March 15, 2013 /PRNewswire-USNewswire/ -- If a screening test could not only catch cancer early but also help to prevent it, could you think of any reason not to have the test?
All widely used cancer screening tests aim to detect cancer early, when treatment may be more successful. But several screening tests can also help find abnormal cells that have not yet become cancer, allowing them to be removed before they can cause problems. Colorectal cancer screening tests, for example, can help detect pre-cancerous growths called polyps. Removing these polyps prevents them from becoming cancer.
Colorectal cancer is the third most commonly diagnosed cancer in both African American men and women.
More than 18,000 new cases of colorectal cancer are diagnosed in African Americans annually. And, although colorectal cancer rates overall are declining in
the United States
, the rates for African Americans are decreasing more slowly than the rates for white Americans. African Americans are also more likely to be diagnosed when colorectal cancer is advanced and, therefore, less treatable.
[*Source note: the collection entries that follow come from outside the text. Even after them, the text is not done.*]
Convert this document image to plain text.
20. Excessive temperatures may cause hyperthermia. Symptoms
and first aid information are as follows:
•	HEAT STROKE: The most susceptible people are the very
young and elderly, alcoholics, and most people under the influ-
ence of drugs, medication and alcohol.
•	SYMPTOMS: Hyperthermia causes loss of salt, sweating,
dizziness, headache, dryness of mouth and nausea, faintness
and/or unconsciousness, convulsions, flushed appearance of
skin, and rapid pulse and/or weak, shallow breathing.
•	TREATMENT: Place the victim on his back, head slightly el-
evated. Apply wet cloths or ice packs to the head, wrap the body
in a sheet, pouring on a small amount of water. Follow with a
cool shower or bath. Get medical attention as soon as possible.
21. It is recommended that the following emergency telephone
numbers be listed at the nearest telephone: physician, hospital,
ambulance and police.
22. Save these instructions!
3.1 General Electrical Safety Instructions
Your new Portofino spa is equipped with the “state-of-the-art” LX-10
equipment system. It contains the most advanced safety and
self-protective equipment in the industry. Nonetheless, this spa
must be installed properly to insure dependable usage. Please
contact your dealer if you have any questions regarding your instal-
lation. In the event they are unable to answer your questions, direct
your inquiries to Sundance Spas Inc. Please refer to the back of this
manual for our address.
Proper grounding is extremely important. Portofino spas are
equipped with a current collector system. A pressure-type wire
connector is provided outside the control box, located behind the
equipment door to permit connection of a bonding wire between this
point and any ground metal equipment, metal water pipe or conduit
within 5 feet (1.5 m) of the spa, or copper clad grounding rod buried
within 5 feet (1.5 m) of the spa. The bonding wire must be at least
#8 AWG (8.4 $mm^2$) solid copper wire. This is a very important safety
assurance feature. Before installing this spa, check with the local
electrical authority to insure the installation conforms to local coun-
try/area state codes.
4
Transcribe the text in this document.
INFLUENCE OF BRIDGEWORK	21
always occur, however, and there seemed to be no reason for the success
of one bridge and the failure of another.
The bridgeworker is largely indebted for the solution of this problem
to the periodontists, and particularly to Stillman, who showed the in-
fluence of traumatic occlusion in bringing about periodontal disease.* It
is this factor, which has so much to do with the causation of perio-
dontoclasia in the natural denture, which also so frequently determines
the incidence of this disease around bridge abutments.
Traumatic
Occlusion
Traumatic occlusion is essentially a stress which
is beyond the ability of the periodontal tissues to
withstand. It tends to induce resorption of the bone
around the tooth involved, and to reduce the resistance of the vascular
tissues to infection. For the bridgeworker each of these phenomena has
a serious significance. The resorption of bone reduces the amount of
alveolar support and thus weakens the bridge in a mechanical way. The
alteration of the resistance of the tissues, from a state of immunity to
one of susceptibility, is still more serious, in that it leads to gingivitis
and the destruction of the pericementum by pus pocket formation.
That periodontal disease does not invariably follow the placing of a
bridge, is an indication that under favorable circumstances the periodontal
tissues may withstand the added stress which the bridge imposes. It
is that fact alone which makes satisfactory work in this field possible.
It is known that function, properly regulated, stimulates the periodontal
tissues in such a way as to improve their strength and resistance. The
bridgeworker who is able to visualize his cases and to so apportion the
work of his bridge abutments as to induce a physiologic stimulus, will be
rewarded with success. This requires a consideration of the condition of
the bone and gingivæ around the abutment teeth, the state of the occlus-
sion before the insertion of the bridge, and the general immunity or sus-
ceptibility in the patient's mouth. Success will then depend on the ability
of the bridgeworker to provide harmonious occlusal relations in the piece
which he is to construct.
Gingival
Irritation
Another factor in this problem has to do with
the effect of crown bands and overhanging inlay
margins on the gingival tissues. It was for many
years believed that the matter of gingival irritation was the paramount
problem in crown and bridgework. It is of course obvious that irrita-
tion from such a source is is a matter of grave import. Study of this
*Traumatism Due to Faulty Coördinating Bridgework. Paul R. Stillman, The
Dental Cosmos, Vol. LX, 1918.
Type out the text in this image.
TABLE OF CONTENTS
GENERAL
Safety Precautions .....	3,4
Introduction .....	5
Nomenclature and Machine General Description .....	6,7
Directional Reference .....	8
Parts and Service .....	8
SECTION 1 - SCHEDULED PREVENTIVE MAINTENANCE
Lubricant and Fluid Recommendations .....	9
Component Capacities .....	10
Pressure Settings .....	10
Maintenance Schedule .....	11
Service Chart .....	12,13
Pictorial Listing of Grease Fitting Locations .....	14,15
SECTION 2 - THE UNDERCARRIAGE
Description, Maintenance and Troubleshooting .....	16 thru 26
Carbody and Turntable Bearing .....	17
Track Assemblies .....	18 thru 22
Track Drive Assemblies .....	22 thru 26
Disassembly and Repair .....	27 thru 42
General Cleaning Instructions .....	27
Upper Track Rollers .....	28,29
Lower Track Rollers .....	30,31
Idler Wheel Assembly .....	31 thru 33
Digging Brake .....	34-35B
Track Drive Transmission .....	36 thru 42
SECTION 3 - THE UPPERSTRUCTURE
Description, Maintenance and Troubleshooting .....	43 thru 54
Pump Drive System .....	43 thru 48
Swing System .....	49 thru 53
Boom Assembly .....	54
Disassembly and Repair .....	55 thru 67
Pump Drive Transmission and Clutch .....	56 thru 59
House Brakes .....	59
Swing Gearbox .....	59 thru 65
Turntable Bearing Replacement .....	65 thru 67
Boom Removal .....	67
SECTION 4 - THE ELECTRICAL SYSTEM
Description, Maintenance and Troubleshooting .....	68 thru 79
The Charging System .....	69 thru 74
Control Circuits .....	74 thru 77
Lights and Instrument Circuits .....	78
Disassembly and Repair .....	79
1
Between 2002 and 2008, the likelihood of surviving 5 years after a diagnosis of colorectal cancer was only 57 percent for African Americans, compared with 65 percent for white Americans. The difference between African Americans and whites in colorectal cancer death rates has actually widened over the years.
Although many factors underlie these disparities, an important one is that African Americans are less likely to be screened for colorectal cancer than whites. For example, in 2010, only 56 percent of African American men and women over the age of 50 had been recently screened for colorectal cancer, compared with 62 percent of white Americans.